MOVEMENT AND TRANSFORMATION
The artist duo KOSCHIES creates a new reality situated within a time continuum between photography and film. In contrast to conventional cameras, the special cameras used for this purpose are not equipped with mechanical shutters. The picture is taken through a permanently opened narrow slit, exposed “seamlessly” in one single constant movement.
Everything immobile and still is either not visible in the pictures, or only reproduced as deformed beyond recognition; it appears as a continuous stripe or line. In contrast, everything moving in front of the slit and corresponds to the camera’s recording speed is depicted figuratively – as a sequence of what has passed through the recording slit.

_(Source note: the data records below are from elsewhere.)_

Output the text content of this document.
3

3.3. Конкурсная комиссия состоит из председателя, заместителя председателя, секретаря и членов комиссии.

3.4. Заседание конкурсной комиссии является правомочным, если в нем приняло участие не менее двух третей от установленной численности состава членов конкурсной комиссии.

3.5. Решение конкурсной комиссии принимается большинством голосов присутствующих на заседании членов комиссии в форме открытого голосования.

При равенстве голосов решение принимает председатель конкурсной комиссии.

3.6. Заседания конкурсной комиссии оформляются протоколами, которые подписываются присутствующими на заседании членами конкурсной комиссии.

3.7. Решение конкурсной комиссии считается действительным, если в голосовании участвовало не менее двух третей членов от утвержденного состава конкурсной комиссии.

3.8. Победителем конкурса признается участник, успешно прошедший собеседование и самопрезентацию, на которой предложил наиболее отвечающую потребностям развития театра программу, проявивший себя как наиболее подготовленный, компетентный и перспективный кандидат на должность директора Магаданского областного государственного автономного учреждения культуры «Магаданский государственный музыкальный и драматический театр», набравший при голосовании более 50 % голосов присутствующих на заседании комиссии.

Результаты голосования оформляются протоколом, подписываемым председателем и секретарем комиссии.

A temporal succession becomes a spatial juxtaposition.
THE CHRONISTIC PERSPECTIVE
The works of the artist couple are visualisations of the fourth dimension. Photographs that at first glance appear to be photographically captured static moments actually depict continuously flowing time. Thus, spaces of time are being revealed in the most literal meaning of the term.

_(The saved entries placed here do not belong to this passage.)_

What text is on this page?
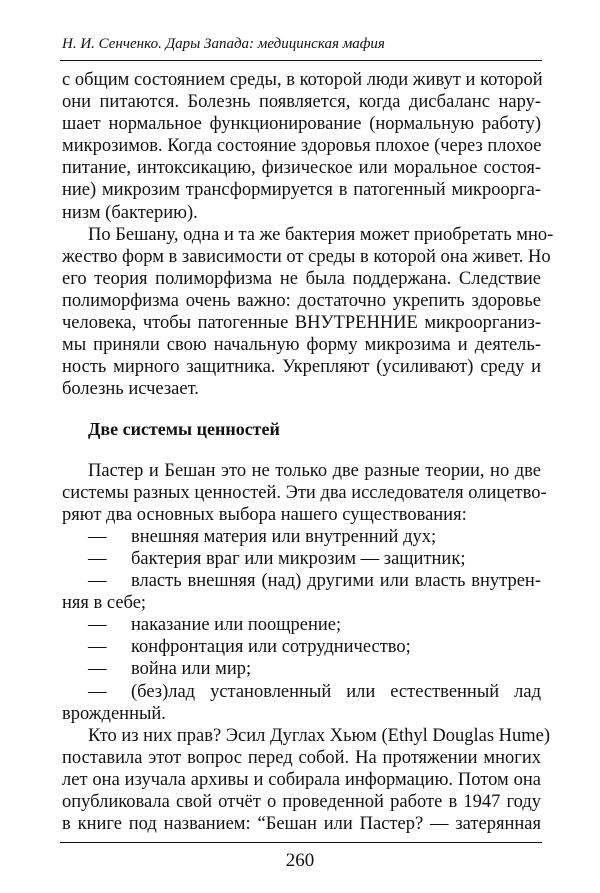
Н. И. Сенченко. Дары Запада: медицинская мафия
с общим состоянием среды, в которой люди живут и которой
они питаются. Болезнь появляется, когда дисбаланс нару-
шает нормальное функционирование (нормальную работу)
микрозимов. Когда состояние здоровья плохое (через плохое
питание, интоксикацию, физическое или моральное состоя-
ние) микрозим трансформируется в патогенный микроорга-
низм (бактерию).
По Бешану, одна и та же бактерия может приобретать мно-
жество форм в зависимости от среды в которой она живет. Но
его теория полиморфизма не была поддержана. Следствие
полиморфизма очень важно: достаточно укрепить здоровье
человека, чтобы патогенные ВНУТРЕННИЕ микроорганиз-
мы приняли свою начальную форму микрозима и деятель-
ность мирного защитника. Укрепляют (усиливают) среду и
болезнь исчезает.
Две системы ценностей
Пастер и Бешан это не только две разные теории, но две
системы разных ценностей. Эти два исследователя олицетво-
ряют два основных выбора нашего существования:
— внешняя материя или внутренний дух;
— бактерия враг или микрозим — защитник;
— власть внешняя (над) другими или власть внутрен-
няя в себе;
— наказание или поощрение;
— конфронтация или сотрудничество;
— война или мир;
— (без)лад установленный или естественный лад
врожденный.
Кто из них прав? Эсил Дуглах Хьюм (Ethyl Douglas Hume)
поставила этот вопрос перед собой. На протяжении многих
лет она изучала архивы и собирала информацию. Потом она
опубликовала свой отчёт о проведенной работе в 1947 году
в книге под названием: “Бешан или Пастер? — затерянная
260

Even superficially familiar-looking motifs question the usual three-dimensional perception on closer inspection. “Reading” the images requires a detachment from a purely spatial perspective. While conventional photographs commonly only document a short sliver of time and depict a scene in height and width, the pictures taken by the KOSCHIES with time-slit cameras retain the spatial dimension of height, and the width is replaced by the axis of time.
The horizontal extension becomes the chronistic perspective.
STAGINGS IN THE SPACE OF TIME
The suspended states of the persons depicted, the doublings and deformations are not based on digital manipulation. This applies equally to shadows, some of which fall in different directions in the same picture or behave differently from the associated persons. Irritations and distortions are caused by the influence of time itself which the KOSCHIES’ artistically instrumentalise while documenting its passing.
The content and aesthetics of the pictures refer to the simultaneity as well as the dynamism of Futurism; they also refer to Surrealist models and the partial deformations in the works of Francis Bacon.
In many works, time, now perceived as an “empty” static surface, dominates. Its predominance relativises human greatness and creates a distinct, sometimes alienating atmosphere of emptiness and vulnerability.
E. Schumann
All becoming is based on movement,
for space itself is a temporal concept.